While applying acoustics is not a new science, inherent uncertainties with these techniques are still not addressing challenges that limit confidence in well integrity programs. The Caspian region's significant challenges for cement evaluations include heavy mud and thick casing, as well as the high-pressure/high-temperature (HP/HT) nature of gas condensate wells, which reduces the contrast in acoustic impedance. Accordingly, difficulties have remained in the interpretation of conventional cement bond logs, which has led many operators to be suspicious of well integrity technologies.

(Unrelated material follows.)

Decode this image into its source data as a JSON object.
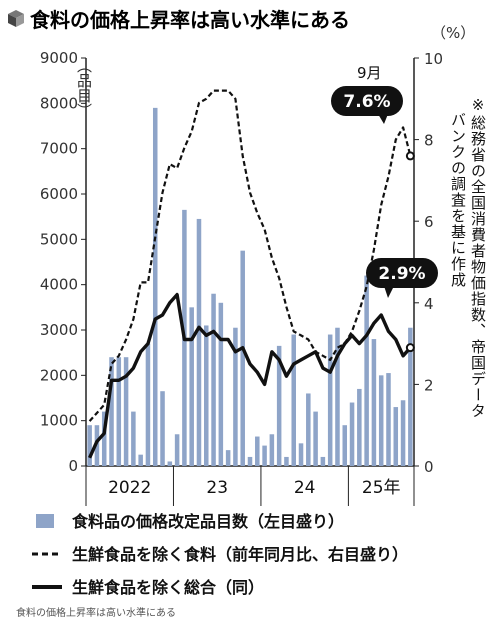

This paper focuses on the application of ultrasonic cement evaluation technology in the Caspian Sea, and compares results between advanced ultrasonic applications and traditional cement bond logs in heavy mud. The workflow is presented to integrate the advancement of this technology and to eliminate the uncertainties in well integrity analysis. Increasing confidence for further drilling of a high-pressure gas reservoir has been achieved by combining these various measurements that enable a definitive analysis of zonal isolation.

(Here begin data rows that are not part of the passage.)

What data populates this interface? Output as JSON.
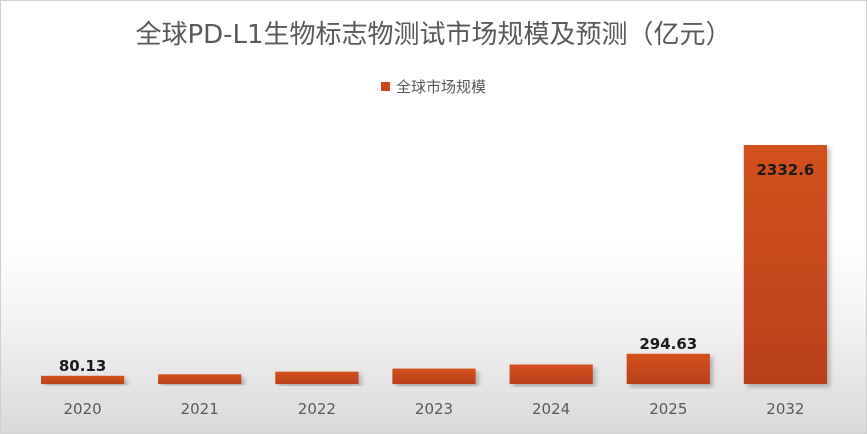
{
  "chart_data": {
    "type": "bar",
    "title": "全球PD-L1生物标志物测试市场规模及预测（亿元）",
    "legend": {
      "position": "top",
      "entries": [
        "全球市场规模"
      ]
    },
    "categories": [
      "2020",
      "2021",
      "2022",
      "2023",
      "2024",
      "2025",
      "2032"
    ],
    "series": [
      {
        "name": "全球市场规模",
        "values": [
          80.13,
          95,
          120,
          150,
          190,
          294.63,
          2332.6
        ],
        "data_labels": [
          "80.13",
          "",
          "",
          "",
          "",
          "294.63",
          "2332.6"
        ]
      }
    ],
    "ylim": [
      0,
      2332.6
    ],
    "grid": false,
    "y_axis_visible": false,
    "bar_color": "#c9471b"
  }
}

The main objective of this well assurance program was to ensure zonal isolation and shoe integrity in order to drill ahead to perform formation integrity tests (FITs). However, obtaining high-resolution cement data in heavy, 2.16-sg, oil-based mud (OBM) was the biggest concern due to the limitations of standard ultrasonic technology. The wide disparity in acoustic impedance, combined with the low contrast between heavy mud and the cemented section, makes evaluation of cement quality and zonal isolation doubtful. Although well conditions challenged the standard measurements, the cement evaluation objective was achieved with the new technology by ensuring 360° azimuthal coverage in permeable sand zones capable of unwanted hydrocarbon production – i.e., preventing sustained casing pressure (SCP). Moreover, a strong and continuous 40-m cement bond prevented crossflow from charging zones through the wellbore and also acted as a barrier against corrosion. Enhancement of pulse-echo technology has proved that it can be applied in a highly attenuative environment to achieve high-fidelity data.

Highly acoustic attenuative mud is a major challenge for acoustic ultrasonic technology to achieve a quality answer product for well integrity. To mitigate this problem, a new tool was developed with a highly sensitive low-noise transducer, and with special programmable (both voltage and frequency) firing circuitry, to enhance the transducer signal at the resonance frequency of the casing. The various features of the processing algorithm are also improved, based on the numerous laboratory and field measurements.